In 2012, the University of Cape Coast conferred an Honorary Degree of Doctor of Letters on Professor Obeng in recognition of his contribution to the development of education in the country and to the growth and expansion of the University, especially in the field of distance education. Professor Obeng was awarded Order of the Volta (Companion Division) of the Republic of Ghana for his contribution to higher education in 2007. He was similarly honoured by the Agona District Assembly, Ghana, for his contribution to higher education and also as a figure of inspiration to young academics.

He currently has a Scholarship scheme for needy but brilliant students from the Agona District.

Friday July 5 at 3pm

Professor Dominic Frances Joseph Houlihan BSc PhD OBE
Former Vice-Principal, University of Aberdeen

Professor Dominic Houlihan retired in September 2012 following a distinguished career spanning some forty years with the University.
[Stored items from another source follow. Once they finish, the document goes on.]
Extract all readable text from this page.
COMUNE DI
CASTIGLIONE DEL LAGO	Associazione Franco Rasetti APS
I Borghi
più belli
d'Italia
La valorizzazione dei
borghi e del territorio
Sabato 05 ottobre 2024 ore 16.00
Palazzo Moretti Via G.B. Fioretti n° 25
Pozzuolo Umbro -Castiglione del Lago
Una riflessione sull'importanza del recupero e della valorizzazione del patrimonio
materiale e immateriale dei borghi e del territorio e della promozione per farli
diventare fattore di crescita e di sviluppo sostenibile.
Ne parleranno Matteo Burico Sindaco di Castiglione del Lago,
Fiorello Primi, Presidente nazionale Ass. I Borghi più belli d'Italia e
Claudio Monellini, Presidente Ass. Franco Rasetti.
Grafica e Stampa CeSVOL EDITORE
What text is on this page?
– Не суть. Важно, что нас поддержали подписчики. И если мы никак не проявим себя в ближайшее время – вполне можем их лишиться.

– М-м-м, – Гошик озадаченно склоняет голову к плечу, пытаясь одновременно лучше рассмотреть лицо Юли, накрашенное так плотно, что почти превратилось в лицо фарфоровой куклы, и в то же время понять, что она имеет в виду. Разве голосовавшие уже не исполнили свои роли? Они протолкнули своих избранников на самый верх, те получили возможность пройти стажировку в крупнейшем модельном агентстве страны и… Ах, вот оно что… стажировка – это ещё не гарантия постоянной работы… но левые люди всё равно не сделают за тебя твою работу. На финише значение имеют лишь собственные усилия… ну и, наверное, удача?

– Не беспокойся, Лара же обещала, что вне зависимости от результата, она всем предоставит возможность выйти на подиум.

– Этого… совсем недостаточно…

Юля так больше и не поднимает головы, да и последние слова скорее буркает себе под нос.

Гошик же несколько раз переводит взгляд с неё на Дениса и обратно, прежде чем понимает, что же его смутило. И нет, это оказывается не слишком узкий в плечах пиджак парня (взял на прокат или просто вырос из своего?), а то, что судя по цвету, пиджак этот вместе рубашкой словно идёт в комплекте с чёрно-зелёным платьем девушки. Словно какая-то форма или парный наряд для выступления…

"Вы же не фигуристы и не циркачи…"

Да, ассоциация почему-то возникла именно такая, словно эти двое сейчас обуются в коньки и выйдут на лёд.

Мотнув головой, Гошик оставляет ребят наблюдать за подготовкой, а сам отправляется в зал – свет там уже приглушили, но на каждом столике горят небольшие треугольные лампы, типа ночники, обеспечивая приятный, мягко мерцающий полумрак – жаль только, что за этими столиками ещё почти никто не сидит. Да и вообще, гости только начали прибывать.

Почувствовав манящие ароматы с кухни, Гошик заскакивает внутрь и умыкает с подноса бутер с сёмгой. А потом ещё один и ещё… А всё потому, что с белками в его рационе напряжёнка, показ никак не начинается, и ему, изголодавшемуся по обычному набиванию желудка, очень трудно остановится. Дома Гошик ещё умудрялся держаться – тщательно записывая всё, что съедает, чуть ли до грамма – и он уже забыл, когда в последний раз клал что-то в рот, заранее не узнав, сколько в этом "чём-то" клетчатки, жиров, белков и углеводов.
An eminent fish biologist, he was also one of the longest-serving Vice Principals in recent times.

During his career he served as Vice Principal (Research & Commercialisation), Vice Principal & Dean of the Faculty of Science & Engineering, and as Head of the Department of Zoology.

An enthusiastic champion of entrepreneurial activity, he also forged international links with China, Hong Kong and the Middle East. His advocacy of public engagement in science was recognised with an OBE in 2010, and he was Senior Academic Lead for the hugely successful British Science Festival hosted by the University of Aberdeen in September 2012.